Racism still prevalent in modern society, media

Saharra J. White

The first amendment is supposed to protect the freedom of speech. Some are still conversing about talk show host Don Imus and his statement when he called members of the Rutgers women’s basketball team “nappy-headed hos.” So who cares why does everyone keep on talking about it. Don Imus isn’t the only person that has spoken out of line.

Actor Mel Gibson blames Jews for being “responsible for all the wars in the world.” Gibson, who spoke at CSUN in March, made headlines again after he cursed out an audience member. The audience member was questioning Gibson about the racism used in the film “Apocalypto.” When the woman was asked to leave Gibson said, “I think you’re a fucking troublemaker, so fuck off.”

The actor most of us know as Kramer has also said racist things. Last year, Michael Richards, known for his acting in the television show “Seinfeld,” called some black audience members at the Laugh Factory the n-word. This incident started a debate of who could and could not use the word.

Imus, just like Richards, spoke to Revs. Al Sharpton and Jesse Jackson, because apparently Sharpton and Jackson are the only leaders in the black community who have any input on these issues. Those in the media should look for some new sources to get sound bites. A leader that happened to be a woman would be sufficient since the comment made toward the Rutgers team was not only racist but sexist as well. Sharpton and Jackson do not represent black people. We did not have a roundtable discussion and vote for them as our leaders.

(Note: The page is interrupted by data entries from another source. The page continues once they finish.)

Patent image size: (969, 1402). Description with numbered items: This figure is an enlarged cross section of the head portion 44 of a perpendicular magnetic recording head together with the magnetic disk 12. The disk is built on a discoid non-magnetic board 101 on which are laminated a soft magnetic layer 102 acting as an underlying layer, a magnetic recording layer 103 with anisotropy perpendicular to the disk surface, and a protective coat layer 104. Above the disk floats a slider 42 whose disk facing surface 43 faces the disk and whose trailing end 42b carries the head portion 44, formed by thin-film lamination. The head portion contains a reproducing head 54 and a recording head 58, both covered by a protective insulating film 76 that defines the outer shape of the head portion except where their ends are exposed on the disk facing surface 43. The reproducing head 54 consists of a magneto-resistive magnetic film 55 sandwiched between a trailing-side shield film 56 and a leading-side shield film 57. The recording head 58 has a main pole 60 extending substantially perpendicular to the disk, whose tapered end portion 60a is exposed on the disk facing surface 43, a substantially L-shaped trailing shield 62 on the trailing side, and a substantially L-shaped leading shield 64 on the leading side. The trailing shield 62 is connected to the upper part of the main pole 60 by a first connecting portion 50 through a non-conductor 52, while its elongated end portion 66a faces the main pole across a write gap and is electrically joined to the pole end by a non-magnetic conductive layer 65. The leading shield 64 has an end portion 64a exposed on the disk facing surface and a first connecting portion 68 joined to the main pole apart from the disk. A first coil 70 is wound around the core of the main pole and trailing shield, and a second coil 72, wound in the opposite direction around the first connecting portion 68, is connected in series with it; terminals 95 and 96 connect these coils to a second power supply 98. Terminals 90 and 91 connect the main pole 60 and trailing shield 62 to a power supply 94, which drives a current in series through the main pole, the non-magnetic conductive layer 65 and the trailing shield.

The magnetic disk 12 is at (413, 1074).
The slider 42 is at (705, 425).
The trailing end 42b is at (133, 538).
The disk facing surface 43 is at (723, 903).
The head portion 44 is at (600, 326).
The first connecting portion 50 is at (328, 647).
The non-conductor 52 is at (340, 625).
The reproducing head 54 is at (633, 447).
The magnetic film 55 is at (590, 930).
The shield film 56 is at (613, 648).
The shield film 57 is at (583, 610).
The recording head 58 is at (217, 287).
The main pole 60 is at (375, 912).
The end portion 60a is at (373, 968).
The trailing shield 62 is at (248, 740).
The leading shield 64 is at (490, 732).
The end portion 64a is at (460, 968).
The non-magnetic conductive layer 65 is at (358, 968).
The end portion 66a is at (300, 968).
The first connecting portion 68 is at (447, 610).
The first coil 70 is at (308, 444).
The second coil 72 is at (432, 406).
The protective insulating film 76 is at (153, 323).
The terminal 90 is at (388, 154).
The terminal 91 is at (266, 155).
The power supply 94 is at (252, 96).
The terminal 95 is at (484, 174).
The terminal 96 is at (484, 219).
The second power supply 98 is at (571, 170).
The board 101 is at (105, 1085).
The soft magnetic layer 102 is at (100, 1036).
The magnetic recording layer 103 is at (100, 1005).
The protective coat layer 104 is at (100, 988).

The reverends were not responsible for Imus being fired. When no one thought it was an issue to get Imus fired the National Association of Black Journalists pushed to get him off the air. Gregory Lee, a senior assistant sports editor for the Boston Globe on a popular list serve for the NABJ, said, “the media pushes the agenda on issues and stories? they ask the questions that get pushed on newspapers and broadcasts.”

NABJ pushed the issue for Imus to be removed from the air, and they succeeded. Some agree that Imus was out of line but it shouldn’t have cost him his job. Imus was also fired because advertisers like Proctor and Gamble don’t want to support someone who has said racist things. Maybe they agree with him, maybe they don’t, but the advertising industry knows they can’t afford to lose out on the spending power of Black America. In 2005, African-Americans spent $719 million. Since America was built on a capitalistic society advertisers always go where the money is at.

So why Imus? Why not Richards or Snoop Dogg? It has to start somewhere, and unfortunately for Imus it started with him. A man who has a history of using racist and sexist remarks has had his last word. Well, it’s probably not the last time, I’m sure he will come up again and apologize. Maybe he’ll even call up Sharpton again. As life goes on, you can now purchase a stuffed teddy bear with a shirt that has the words “Nappy-headed hos” on it, and the women of the Rutgers basketball team are now receiving hate mail. How nice. All I wanted for Christmas was a teddy bear with the words “Nappy-headed hos” on it.

Racism still exists in America and around the world. It is up to scholars, officials and leaders from organizations such as the NABJ to educate others and help make a change. The bottom line is if you want to see a change, you have to demand it.